Getting back to the book Stamp looks at nineteen British cities all of which seem to follow a similar depressing course. Buildings old and comparatively new of outstanding design and quality of build again and again destroyed to make a road a bit wider, make room for a roundabout, car park or shopping centre. I never really used to think about what had been in the space where the city centre shopping centres of the 1970's sprung up. This book both describes and is illustrated with pictures of what was lost. It is quite painful to look at some of the stunning buildings that were smashed apart and used as hardcore for road construction. As W.G. Hoskins noted angrily at the time of Exeter (and the same applied everywhere) “... the narrow streets are being torn apart... everything must be sacrificed to enable the motorist to go one mile an hour faster...”. The official love of and endorsement of the car and freedom of the roads that has now lasted some seventy years shows little sign sign of stopping despite the obvious dead-end it has led us to. We now have to live with fractured, broken cities in which the past clings precariously in the face of developers who think only in cash values. Buildings such as the cast iron façade commercial properties of 1850's Glasgow were still being destroyed into the 1990s. There is no reason to think that any structure is safe from the conniving of planners, local politicians and developers (See Private Eye ad. Inf.).

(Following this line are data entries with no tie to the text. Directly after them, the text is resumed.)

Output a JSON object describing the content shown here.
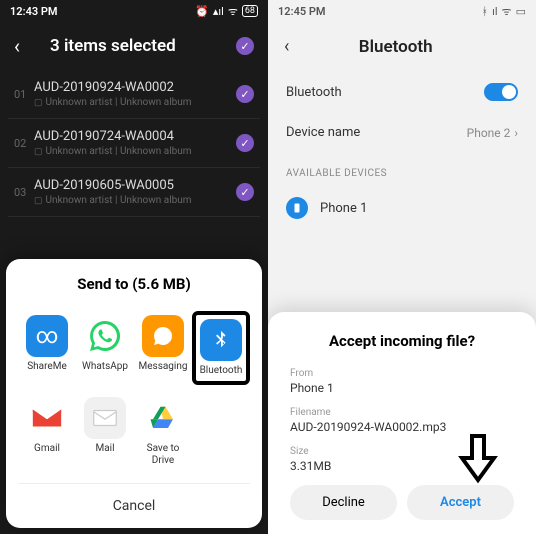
{
  "left": {
    "status": {
      "time": "12:43 PM",
      "battery": "68"
    },
    "header": {
      "title": "3 items selected"
    },
    "tracks": [
      {
        "num": "01",
        "title": "AUD-20190924-WA0002",
        "sub": "Unknown artist | Unknown album"
      },
      {
        "num": "02",
        "title": "AUD-20190724-WA0004",
        "sub": "Unknown artist | Unknown album"
      },
      {
        "num": "03",
        "title": "AUD-20190605-WA0005",
        "sub": "Unknown artist | Unknown album"
      }
    ],
    "share": {
      "title": "Send to (5.6 MB)",
      "items": {
        "shareme": "ShareMe",
        "whatsapp": "WhatsApp",
        "messaging": "Messaging",
        "bluetooth": "Bluetooth",
        "gmail": "Gmail",
        "mail": "Mail",
        "drive": "Save to Drive"
      },
      "cancel": "Cancel"
    }
  },
  "right": {
    "status": {
      "time": "12:45 PM"
    },
    "header": {
      "title": "Bluetooth"
    },
    "bluetooth_label": "Bluetooth",
    "device_name_label": "Device name",
    "device_name_value": "Phone 2",
    "available_label": "AVAILABLE DEVICES",
    "devices": [
      {
        "name": "Phone 1"
      }
    ],
    "incoming": {
      "title": "Accept incoming file?",
      "from_label": "From",
      "from_value": "Phone 1",
      "filename_label": "Filename",
      "filename_value": "AUD-20190924-WA0002.mp3",
      "size_label": "Size",
      "size_value": "3.31MB",
      "decline": "Decline",
      "accept": "Accept"
    }
  }
}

It is only thanks to the inhabitants of Britain's cities, and the phenomenal cost of fulling implementing many of these redevelopment plans that anything is left of pre-war Britain. Ironically now much of post-war Britain is equally threatened with many classic brutalist structures, unloved by many as the Victorian and Edwardian masterpieces were seventy years ago, under attack and threat of demolition with many classic pieces already swept away. A battle is currently raging to save Preston Bus Station ( See: https://www.facebook.com/saveprestonb... ) a stunning piece of architecture deserving of preservation. Fortunately the Twentieth Century Society and countless building specific organisations exist today to try to preserve our heritage but in the face of the same tired arguments it remains no easy task. An excellent and eye opening book which is likely to surprise.
Quite a decent book about how buildings in some of our major cities were destroyed during and since the war. Lovely photos but a very pompous narrative as Mr Stamp seems to believe all council planners are idiots. He also doesn't seem to accept progress much either
Very interesting read however a "before and after" comparison to what places look like today would have made the book even more enjoyable and brought into perspective the true destruction that has been undertaken over the past years.